Under Obama, the government over the last two and a half years has borrowed on average about $4 billion each day. That staggering sum is far in excess of the $1.6 billion per day borrowed during the eight-year tenure of George W. Bush, who until Obama had borrowed more than any other peacetime president.

Apparently in Obama’s worldview there are advantages to deficits that would explain his fondness for unprecedented borrowing. In Keynesian terms, massive government red ink is supposed to foster economic prosperity by creating goods and services that the private sector purportedly cannot.

The administration certainly has created an additional 100,000 federal jobs and expanded food stamps to nearly 50 million recipients — and in the process enlarged the pool of potentially grateful constituents. Obama’s belief in the superior wisdom of the state explains why almost all the cabinet secretaries in his administration came out of state or federal government, not from private enterprise.

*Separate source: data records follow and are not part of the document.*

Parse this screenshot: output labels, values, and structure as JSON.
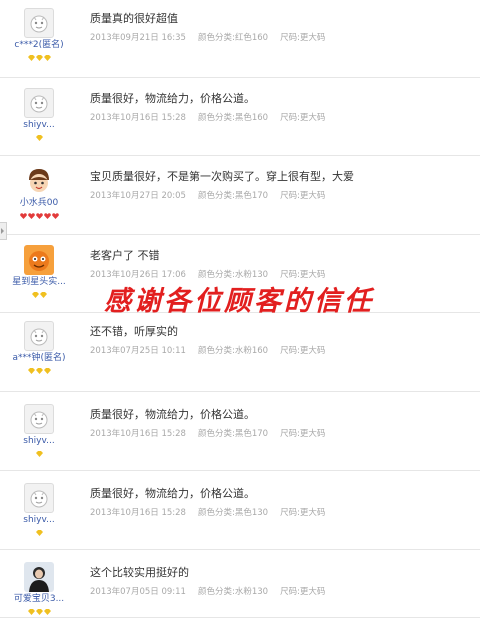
{
  "overlay_text": "感谢各位顾客的信任",
  "colors": {
    "overlay": "#e21f1f",
    "username": "#3a5aa8",
    "meta": "#a9a9a9",
    "gold_badge": "#f0c020",
    "red_badge": "#e23a3a"
  },
  "reviews": [
    {
      "username": "c***2(匿名)",
      "avatar": "default-avatar-icon",
      "badges": "3 gold diamonds",
      "text": "质量真的很好超值",
      "date": "2013年09月21日 16:35",
      "color": "颜色分类:红色160",
      "size": "尺码:更大码"
    },
    {
      "username": "shiyv...",
      "avatar": "default-avatar-icon",
      "badges": "1 gold diamond",
      "text": "质量很好，物流给力，价格公道。",
      "date": "2013年10月16日 15:28",
      "color": "颜色分类:黑色160",
      "size": "尺码:更大码"
    },
    {
      "username": "小水兵00",
      "avatar": "cartoon-avatar-icon",
      "badges": "5 red hearts",
      "text": "宝贝质量很好，不是第一次购买了。穿上很有型，大爱",
      "date": "2013年10月27日 20:05",
      "color": "颜色分类:黑色170",
      "size": "尺码:更大码"
    },
    {
      "username": "星到星头实...",
      "avatar": "orange-avatar-icon",
      "badges": "2 gold diamonds",
      "text": "老客户了 不错",
      "date": "2013年10月26日 17:06",
      "color": "颜色分类:水粉130",
      "size": "尺码:更大码"
    },
    {
      "username": "a***钟(匿名)",
      "avatar": "default-avatar-icon",
      "badges": "3 gold diamonds",
      "text": "还不错，听厚实的",
      "date": "2013年07月25日 10:11",
      "color": "颜色分类:水粉160",
      "size": "尺码:更大码"
    },
    {
      "username": "shiyv...",
      "avatar": "default-avatar-icon",
      "badges": "1 gold diamond",
      "text": "质量很好，物流给力，价格公道。",
      "date": "2013年10月16日 15:28",
      "color": "颜色分类:黑色170",
      "size": "尺码:更大码"
    },
    {
      "username": "shiyv...",
      "avatar": "default-avatar-icon",
      "badges": "1 gold diamond",
      "text": "质量很好，物流给力，价格公道。",
      "date": "2013年10月16日 15:28",
      "color": "颜色分类:黑色130",
      "size": "尺码:更大码"
    },
    {
      "username": "可爱宝贝3...",
      "avatar": "photo-avatar-icon",
      "badges": "3 gold diamonds",
      "text": "这个比较实用挺好的",
      "date": "2013年07月05日 09:11",
      "color": "颜色分类:水粉130",
      "size": "尺码:更大码"
    }
  ]
}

Massive deficits not only enable more federal hiring and entitlements, but at some point lead to higher taxes. This gorge-the-beast notion is the flip side of the Reagan-era idea of “starving the beast” of big government by cutting federal revenue through reduced taxes.

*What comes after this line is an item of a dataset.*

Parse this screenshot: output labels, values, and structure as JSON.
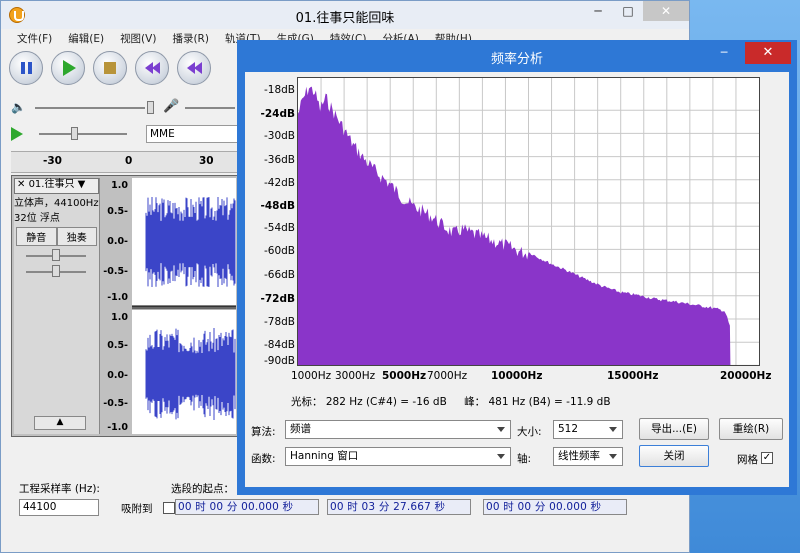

To Obama, higher taxes are not necessarily bad if they serve to redistribute income from the affluent to the less well-off — a sort of “spread the wealth” government way of addressing the supposedly inherent unfairness of private-sector compensation.

So why has Obama suddenly turned to deficit reduction?

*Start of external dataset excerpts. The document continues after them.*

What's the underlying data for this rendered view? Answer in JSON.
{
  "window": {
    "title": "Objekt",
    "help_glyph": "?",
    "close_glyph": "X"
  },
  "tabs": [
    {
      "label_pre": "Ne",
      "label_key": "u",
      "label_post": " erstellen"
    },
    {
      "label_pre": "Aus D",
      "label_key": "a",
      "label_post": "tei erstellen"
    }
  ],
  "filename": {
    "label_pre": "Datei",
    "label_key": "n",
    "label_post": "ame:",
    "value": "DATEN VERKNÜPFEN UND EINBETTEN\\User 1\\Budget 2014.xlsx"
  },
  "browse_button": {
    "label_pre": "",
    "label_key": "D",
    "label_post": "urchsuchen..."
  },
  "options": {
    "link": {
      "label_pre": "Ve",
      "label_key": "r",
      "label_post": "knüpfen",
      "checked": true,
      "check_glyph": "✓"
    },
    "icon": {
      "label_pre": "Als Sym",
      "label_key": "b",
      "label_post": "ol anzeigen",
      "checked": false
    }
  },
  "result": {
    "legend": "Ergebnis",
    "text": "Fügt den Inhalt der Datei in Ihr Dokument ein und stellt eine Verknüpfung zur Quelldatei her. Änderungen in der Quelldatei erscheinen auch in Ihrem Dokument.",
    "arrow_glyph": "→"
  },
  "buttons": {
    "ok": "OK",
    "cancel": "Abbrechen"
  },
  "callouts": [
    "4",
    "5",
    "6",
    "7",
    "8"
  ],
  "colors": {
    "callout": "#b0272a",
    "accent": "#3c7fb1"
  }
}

In a word, politics: The downside of massive borrowing finally outweighed the upside of bigger government. The tea-party-inspired midterm election brought Republicans to power in the House of Representatives and scared congressional Democrats silly. That’s why Democrats in the Senate voted unanimously to reject Obama’s record-deficit 2012 budget — the sort of intervention that is the fiscal equivalent of a concerned family forcing a bingeing relative into rehab.